Polkowo is a village in the administrative district of Gmina Sztabin, within Augustów County, province of Podlaskie Voivodeship, in north-eastern Poland. It lies on the Netta River, 2 "viorsts" (approximately 2 kilometers) from the outlet to the Biebrza river. The village stands on one of the few small dry islands emerging from the extensive muddy banks of the Biebrza and the Netta rivers. Polkowo is 28 "viorsts" from Augustów.

== History ==
The village was founded on June 23, 1582 within the boundaries of the Polish–Lithuanian Commonwealth, during the incidence of slave-raiding from the Ottoman Empire and Crimean (Tatar) Khanate (preceded by the Golden Horde).

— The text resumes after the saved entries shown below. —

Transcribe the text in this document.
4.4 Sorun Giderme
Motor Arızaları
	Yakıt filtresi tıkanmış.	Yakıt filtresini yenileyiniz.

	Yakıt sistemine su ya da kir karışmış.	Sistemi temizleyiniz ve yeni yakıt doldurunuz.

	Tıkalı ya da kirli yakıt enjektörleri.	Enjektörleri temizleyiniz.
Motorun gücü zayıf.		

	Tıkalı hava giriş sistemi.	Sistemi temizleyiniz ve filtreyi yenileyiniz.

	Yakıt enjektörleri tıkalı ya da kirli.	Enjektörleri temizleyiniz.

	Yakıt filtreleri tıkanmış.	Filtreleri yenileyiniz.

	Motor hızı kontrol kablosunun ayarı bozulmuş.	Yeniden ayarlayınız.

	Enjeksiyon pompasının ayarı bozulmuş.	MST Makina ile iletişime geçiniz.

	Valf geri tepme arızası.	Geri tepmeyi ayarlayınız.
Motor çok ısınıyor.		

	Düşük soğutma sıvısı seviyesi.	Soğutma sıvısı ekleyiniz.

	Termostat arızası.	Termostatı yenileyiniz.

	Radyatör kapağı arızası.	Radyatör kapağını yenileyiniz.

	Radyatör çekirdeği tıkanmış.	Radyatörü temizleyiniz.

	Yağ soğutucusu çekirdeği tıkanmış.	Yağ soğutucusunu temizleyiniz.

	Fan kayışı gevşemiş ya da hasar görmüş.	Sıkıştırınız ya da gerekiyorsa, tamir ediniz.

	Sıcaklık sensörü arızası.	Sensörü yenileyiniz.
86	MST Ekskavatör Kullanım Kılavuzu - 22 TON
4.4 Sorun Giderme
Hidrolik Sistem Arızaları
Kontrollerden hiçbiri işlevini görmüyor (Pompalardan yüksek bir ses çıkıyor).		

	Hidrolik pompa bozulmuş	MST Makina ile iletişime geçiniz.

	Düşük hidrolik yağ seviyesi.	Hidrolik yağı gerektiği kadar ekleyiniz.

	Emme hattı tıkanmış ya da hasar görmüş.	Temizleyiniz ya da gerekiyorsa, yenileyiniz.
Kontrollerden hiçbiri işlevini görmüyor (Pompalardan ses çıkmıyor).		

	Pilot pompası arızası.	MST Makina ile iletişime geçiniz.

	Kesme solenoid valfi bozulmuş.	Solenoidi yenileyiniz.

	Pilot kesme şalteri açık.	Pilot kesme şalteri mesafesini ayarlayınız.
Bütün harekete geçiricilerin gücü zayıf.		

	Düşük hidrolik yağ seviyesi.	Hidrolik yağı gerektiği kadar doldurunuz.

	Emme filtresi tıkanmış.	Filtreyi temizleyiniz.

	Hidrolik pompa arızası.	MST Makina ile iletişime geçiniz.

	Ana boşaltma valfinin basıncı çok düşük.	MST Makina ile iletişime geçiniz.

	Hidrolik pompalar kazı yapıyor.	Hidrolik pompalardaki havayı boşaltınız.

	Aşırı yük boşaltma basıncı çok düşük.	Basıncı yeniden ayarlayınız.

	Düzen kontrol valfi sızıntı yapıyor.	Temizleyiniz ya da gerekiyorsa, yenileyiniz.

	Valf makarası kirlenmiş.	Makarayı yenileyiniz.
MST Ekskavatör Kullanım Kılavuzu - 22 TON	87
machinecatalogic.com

A Suwałki County official issued a decree from the city of Rajgrod (northwest of Polkowo) granting peasants Mark (Markowie) and Elizabeth (Elzbiece) Konoza (Konozie) the right to settle on the hillock of Polikow (later referred to as the village of Polkowo) near the river Biebrza (current day Biebrza National Park).

== Additional Chronology ==
May 3, 1585 ° Queen Anna issued a decree from Warsaw confirming the initial land grant

1587 ° Boundaries of Polkowo were determined to be 5 wlok (approximately 150 acres)

September 13, 1639 ° Rajgrod court lowered rent for land from 50 to 10 Polish zloty

1661 ° Land grant reaffirmed by King Kazimierz

1664 ° Descendants thrived and multiplied consisting of five families

== Conflict ==
In 1777 an armed conflict arose when a landlord of the royal estates chose to impose on the citizens of Polkowo demands for labor, additional payments and higher rents; these citizens initiated a lawsuit (litigants included Mateusz and Marianna Kawalkow Konoza) in the royal court which took several years to resolve; allegations were that the landlord conducted raids of the village, taking oxen, horses and personal possessions; they were also accused of assaults.

In 1778 the court sent a special commission to investigate, which found for the villagers and relieved them of additional requirements. An appeal suspended the ruling.

In 1781 a subsequent commission again held for the villagers, but their lease payments were increased to 200 Polish zloty; "Polkowianie" (the people of Polkowo) at that time consisted of 20 hamlets. In the late eighteenth century the villages of Polkowo, Kopytkowo and Jasionowo, were collectively referred to as [the district of] Bojary.

In 1827, Polkowo consisted of 29 homes and 170 inhabitants, and in 1888 it had 37 homes, 361 inhabitants.